Pforte, Türfüllungen, Geländer

Ein Bauteil blieb in Prag, wo er immer stand. Zwei weitere liegen heute in Bamberg, Braunau und Neckarsulm.

Drei Bauteile derselben Burgpforte, drei getrennte Wege.

Die Pforte — geblieben, wo sie war

Die schmiedeeiserne Burgpforte blieb, anders als fast alles andere, in Prag. Sie wurde unter Denkmalschutz gestellt, wodurch sämtliche Erwerbsversuche schlaraffischer Reyche hinfällig wurden. Nach langen Verhandlungen wurde sie 1998 als Blindtor in die Fassade des dort errichteten Hotelbaus eingesetzt — an der Nordseite der Außenwand, neben der Einfahrt zur Tiefgarage. Diese Pforte gilt als das Original, nicht als Nachbau. Ausführlicher Wortlaut und Foto der danebenhängenden Gedenktafel: → Die Gedenktafeln

Über der Pforte thront noch immer der gegossene Uhu, „ehern, matt und schimmernd", knapp 0,75 Meter hoch:

„Doch ganz hoch oben thront noch immer / Der Uhu, ehern, matt und schimmernd. […] Er hat die Ritter all erfahren / Die unter seiner Obhut waren. / Der Urschlaraffen hehre Burg / Für alle er der Dramaturg."

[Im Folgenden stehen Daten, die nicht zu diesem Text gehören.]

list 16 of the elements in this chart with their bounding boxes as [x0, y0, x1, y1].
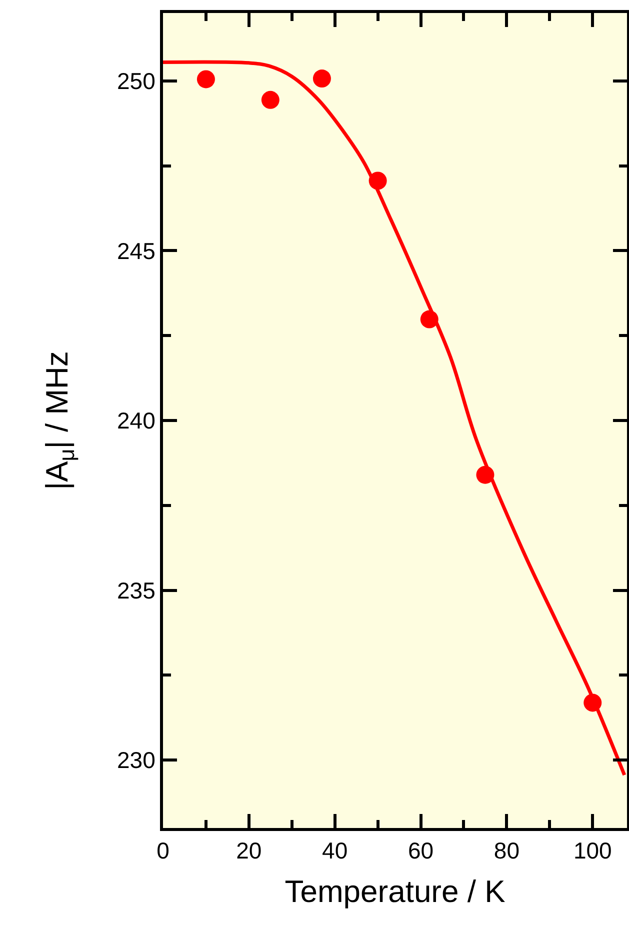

— Jk Andres (232), Ritterarbeit, a. U. 147

Die Türfüllungen — gerettet nach Bamberg

Die Türfüllungen der Burgpforte mit dem geschnitzten Praga-Wappen und das Emblem „In Arte Voluptas" über dem einstigen Eingang wurden von Rt Murano nach über zweijährigen Bemühungen legal erworben und kurz vor dem Abbruch gerettet. Sie befinden sich heute im h. R. Babenbergia (Bamberg): Die Türfüllungen zieren dort den dortigen Ahallaschrein, das Emblem die Pforte der Metisburg.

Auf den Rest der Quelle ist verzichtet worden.